Догнать.
Махалька лежала в изломанных камышах, уткнувшись лицом в ил и прикрывая руками разбитый затылок. Короткие волосы ее слиплись бурыми иголочками, а вдоль хребта протянулась длинная ссадина. Женщина была мертва, и осиротевшие гуси растревожено хлопали крыльями, тянули шеи, шипя на Бельта.
— Я вас, — пригрозил он хворостиной, отгоняя серого вожака.
Твою ж мать, только убийства не хватало. Кто ее? И за что? Безобидная же. Назойливая, но безобидная. Орин? Орин до вечера просидел в Ирджиновской лаборатории, и Ласка с ним, и кам. Ялко? Старый хрыч не раз плевался на развратницу, повторяя:
— Бей бабу молотом, будет баба золотом!
Но силенки у него не те: клюку удержать не способен, где уж тут молот.
Перевернув тело на спину, Бельт кое-как отер лицо от жижи и вздрогнул: из глазниц Махальки торчали два кривых сучка.
— Проклятье, — буркнул Орин, охранительным жестом касаясь собственных век. Резко дернул головой, скривился не то от злости, не то от боли и процедил сквозь зубы: — Найду сволочь — на ремни порежу.
И не ясно, что его больше печалило: жестокость убийцы, либо же факт, что в Стошено не осталось баб, безотказных и при том не слишком страшных.
— Кто ее? — Ласка подойти близко не решилась. Вытянув шею, заглядывала через плечо. — Кто?
Прежде чем ответить, кам внимательно осмотрел тело, после накинул на голову кусок мешковины и сказал:
— Неизвестно. И вряд ли узнать выйдет. Это приют для безумцев, а безумцы не всегда безопасны. Плохо, что харуса нет, как ее, безглазую, закапывать?
— Заступом, — обронил Бельт. И прибавил: — Дозволяю, как смотритель, похоронить на восьмом локте. Железные демоны разберутся.
— Не дело это, — сказал Орин.
— Мне отвечать. Не тебе.
Махальку закопали возле пруда. Отогревшаяся за весну земля рассыпалась клейким черным зерном, разрывалась белесыми корешками, дышала жизнью. Принимала смерть.
— Была да сплыла. Крепкий задок, да слабый передок, — выдал очередную премудрость Ялко и живенько заковылял к дому. А если все-таки он? Не так и слаб, как хочет казаться, землю кидал не хуже братьев-помощников. А если другой, то кто? И нужно ли искать? Иных забот хватает. Но ведь смотритель-то должен. Наверное, должен. Или нет? Кому какое дело до этой безумицы? Просто убийство, пусть и богохульное. Одно из многих. Главное, чтобы здесь такого впредь не произошло.
— Больше не ходи во двор, — велел Бельт, и Ласка кивнула: не выйдет, чай не дура. Сама же сказала, повернувшись к дому спиной:
— Не хочу туда возвращаться. Не сейчас.
Ласка зашагала вниз по холму, вдоль канавы. Та постепенно становилась шире, берега опускались, дно поднималось, разливаясь неряшливой, но бодрой речушкой.

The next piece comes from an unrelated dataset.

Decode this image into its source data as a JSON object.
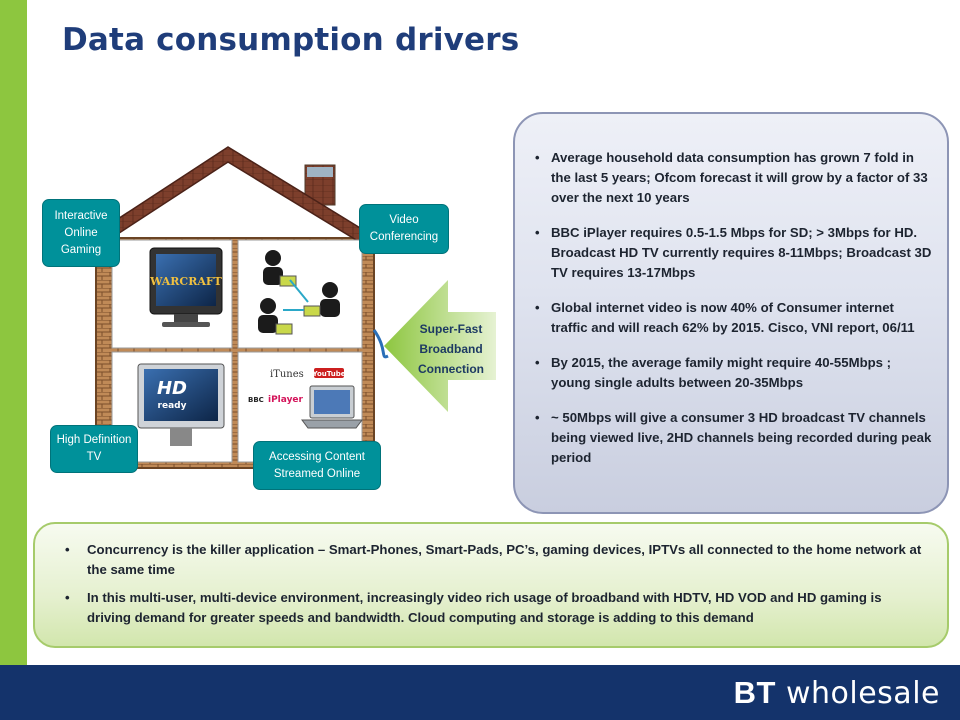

— Мне душно там. Кругом одно и то же, притом отвратное. И не меняется ничего. Нет, я знаю, что ты скажешь, что в лесу веселее, только мне и лес не нужен. Хватит, наелась по горлышко, хлебанула свободы так, что до сих пор похмельем мучаюсь.
Оглянулась посмотреть: идет ли? Идет. Куда ж от нее-то. Да и вправду в Стошено возвращаться не тянет.
Небо тлело предсумеречьем, скоро полыхнет и успокоится, осадит пламя до утра, пустит на короткий, весенний час, черноту.
— Я просто знать хочу, во что мы ввязались. И не говори, что вот это все, — Ласка обвела рукой, захватывая и дрожащий длинной листвой ивняк, и поле, огороженное на дальнем краю столпами осин, и широкое, расползшееся русло реки. — Что это за просто так. Не поверю. И если завтра придут…
— Не придут.
— Ну, послезавтра. Или послепослезавтра. А ведь когда-нибудь да придут. И спросят. А если не ответишь, то растянут под яблоньками на веревках и по-иному начнут спрашивать.
— Боишься?
— Боюсь. Плохо, что ты не боишься. Или думаешь отмолчаться при случае? Не выйдет, Бельт.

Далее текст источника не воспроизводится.